In grade school, they called them the three Rs — reading, writing, and arithmetic. We had so much to learn, I guess we never questioned it. Years later, I was talking with a friend about it. He said, “You know, arithmetic doesn’t start with an R…” “Not to mention writing,” I replied. We laughed!

My husband and I love to visit antique stores. Traveling through the US, we get a feel for each part of the country as we thumb through the stories they leave behind. Stories that, if touched, or purchased, become part of ours. I love pins and patches. I fill my jackets. They become roadmaps of our travels. I picked up a high school letter. It was in great condition. The letter R. I held it up to Dominique. “Isn’t it great!” I said.
“What does the R stand for?” he asked. And without missing a beat, he answered his own question — Rtist. We laughed for about 20 minutes as I carried it through the store. Still laughing as I purchased it at the counter. (Still laughing as I type this.) My fourth R! Reading, writing, arithmetic, artist.

I fell in love with Dominique all over again! He knows me. I never question it.
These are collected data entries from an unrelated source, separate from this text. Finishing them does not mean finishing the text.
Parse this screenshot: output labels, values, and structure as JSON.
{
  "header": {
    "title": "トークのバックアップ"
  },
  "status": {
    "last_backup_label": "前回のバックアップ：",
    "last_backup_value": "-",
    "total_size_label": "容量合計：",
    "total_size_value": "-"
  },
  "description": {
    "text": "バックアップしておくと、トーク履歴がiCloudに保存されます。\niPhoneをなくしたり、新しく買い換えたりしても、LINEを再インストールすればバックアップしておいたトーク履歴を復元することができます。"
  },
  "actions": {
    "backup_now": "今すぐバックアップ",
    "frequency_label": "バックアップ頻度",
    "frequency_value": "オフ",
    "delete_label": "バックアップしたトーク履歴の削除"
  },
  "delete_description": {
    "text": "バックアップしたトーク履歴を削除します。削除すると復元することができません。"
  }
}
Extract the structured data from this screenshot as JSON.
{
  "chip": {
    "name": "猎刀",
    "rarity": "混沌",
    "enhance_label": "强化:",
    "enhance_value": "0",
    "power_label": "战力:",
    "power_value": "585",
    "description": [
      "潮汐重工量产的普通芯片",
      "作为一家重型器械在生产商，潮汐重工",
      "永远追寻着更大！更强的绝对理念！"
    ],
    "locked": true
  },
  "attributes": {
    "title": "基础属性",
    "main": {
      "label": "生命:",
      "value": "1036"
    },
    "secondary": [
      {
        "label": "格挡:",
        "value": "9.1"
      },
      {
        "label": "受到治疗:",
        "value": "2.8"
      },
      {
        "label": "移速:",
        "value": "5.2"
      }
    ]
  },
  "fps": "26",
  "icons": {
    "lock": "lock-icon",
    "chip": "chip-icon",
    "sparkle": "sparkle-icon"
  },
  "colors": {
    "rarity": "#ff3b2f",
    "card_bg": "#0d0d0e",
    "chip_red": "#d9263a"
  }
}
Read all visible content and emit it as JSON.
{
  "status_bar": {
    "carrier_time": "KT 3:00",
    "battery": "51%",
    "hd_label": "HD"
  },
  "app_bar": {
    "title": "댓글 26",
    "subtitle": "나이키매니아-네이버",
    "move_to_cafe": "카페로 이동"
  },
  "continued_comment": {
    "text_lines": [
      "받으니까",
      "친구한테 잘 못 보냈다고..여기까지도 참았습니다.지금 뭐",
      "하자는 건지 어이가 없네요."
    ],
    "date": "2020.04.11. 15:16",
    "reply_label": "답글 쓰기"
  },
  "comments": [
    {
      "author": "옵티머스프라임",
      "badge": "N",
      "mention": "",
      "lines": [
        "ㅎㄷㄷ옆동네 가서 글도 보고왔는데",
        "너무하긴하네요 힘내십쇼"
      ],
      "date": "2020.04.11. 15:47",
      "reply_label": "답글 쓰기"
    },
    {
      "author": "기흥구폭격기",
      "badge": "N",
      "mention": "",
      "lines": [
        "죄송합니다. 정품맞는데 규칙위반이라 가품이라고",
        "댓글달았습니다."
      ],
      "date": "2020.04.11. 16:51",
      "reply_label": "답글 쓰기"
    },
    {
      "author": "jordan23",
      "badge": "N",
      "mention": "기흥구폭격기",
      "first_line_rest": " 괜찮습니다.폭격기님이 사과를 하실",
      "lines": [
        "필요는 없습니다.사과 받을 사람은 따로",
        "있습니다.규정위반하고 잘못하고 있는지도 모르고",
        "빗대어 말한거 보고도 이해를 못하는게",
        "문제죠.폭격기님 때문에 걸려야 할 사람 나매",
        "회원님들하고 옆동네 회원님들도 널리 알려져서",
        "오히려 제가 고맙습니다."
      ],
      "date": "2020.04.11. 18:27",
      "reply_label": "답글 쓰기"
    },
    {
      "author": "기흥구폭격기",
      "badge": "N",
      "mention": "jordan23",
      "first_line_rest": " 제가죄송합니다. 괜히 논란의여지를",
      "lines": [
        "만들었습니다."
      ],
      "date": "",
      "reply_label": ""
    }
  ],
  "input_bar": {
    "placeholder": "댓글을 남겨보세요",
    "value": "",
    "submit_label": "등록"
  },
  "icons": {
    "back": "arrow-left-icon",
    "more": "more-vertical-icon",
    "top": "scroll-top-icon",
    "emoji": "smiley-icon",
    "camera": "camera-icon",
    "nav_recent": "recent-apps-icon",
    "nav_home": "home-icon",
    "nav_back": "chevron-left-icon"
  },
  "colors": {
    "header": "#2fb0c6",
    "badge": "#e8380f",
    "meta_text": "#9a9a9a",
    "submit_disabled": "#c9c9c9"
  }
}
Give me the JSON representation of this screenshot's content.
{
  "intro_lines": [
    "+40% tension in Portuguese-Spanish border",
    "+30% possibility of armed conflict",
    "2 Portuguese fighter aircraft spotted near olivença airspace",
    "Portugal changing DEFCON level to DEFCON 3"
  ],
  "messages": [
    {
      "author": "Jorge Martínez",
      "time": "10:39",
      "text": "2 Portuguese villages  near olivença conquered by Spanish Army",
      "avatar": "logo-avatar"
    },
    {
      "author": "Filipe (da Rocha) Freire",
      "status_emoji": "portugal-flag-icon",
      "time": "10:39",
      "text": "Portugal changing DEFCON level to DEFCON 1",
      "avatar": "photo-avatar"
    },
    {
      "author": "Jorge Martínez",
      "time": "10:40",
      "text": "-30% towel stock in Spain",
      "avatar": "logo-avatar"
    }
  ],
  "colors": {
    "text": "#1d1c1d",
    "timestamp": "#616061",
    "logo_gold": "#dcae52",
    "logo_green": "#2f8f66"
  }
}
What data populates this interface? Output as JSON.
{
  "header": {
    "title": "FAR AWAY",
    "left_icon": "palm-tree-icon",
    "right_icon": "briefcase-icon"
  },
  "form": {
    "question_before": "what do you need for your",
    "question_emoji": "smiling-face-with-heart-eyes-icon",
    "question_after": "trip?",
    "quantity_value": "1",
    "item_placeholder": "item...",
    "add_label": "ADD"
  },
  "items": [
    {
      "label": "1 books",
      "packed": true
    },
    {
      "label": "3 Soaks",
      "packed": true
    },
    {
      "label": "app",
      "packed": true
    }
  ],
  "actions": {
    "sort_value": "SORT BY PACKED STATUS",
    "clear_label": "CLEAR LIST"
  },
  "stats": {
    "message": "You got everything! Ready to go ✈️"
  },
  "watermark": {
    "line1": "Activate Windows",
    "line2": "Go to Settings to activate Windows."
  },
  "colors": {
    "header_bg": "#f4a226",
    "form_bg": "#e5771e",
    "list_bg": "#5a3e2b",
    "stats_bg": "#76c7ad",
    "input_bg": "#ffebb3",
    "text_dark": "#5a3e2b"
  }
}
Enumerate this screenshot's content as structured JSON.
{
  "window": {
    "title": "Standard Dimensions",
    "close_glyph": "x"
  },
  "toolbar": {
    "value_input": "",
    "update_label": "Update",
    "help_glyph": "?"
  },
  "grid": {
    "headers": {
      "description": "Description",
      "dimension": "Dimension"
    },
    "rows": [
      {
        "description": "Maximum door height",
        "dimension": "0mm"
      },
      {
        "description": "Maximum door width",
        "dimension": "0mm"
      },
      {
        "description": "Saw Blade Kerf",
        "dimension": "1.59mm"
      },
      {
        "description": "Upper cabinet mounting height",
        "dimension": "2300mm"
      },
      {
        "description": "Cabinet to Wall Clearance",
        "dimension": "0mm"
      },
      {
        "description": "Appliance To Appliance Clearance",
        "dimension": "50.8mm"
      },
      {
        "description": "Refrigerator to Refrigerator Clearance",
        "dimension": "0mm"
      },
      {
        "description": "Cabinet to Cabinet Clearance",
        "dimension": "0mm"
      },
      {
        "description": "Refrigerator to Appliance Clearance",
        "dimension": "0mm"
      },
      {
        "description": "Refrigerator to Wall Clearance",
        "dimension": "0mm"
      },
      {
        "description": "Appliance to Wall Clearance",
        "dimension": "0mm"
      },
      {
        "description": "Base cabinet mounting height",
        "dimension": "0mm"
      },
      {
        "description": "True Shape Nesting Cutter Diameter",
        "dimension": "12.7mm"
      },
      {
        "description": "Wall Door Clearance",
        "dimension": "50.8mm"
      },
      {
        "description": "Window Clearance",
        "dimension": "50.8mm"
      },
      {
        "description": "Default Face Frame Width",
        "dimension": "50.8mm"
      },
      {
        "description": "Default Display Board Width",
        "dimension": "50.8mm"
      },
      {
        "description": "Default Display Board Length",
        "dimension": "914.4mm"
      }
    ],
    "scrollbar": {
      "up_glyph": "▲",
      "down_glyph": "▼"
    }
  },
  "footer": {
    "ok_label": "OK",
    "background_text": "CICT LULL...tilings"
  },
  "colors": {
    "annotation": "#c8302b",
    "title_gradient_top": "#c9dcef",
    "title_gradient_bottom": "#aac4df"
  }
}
This last trip to Alexandria, I found a plain gray sweatshirt. Yesterday, back in France, in the sewing room with the picture of my Grandma Elsie (a great seamstress), I sewed the R in place. Attached a couple of pins. Added the “tist” to my “R” – and claimed once again, that I am an artist. What a joy! What a relief — to be yourself! To live the vocabulary of your own heart – my wish for you – every day!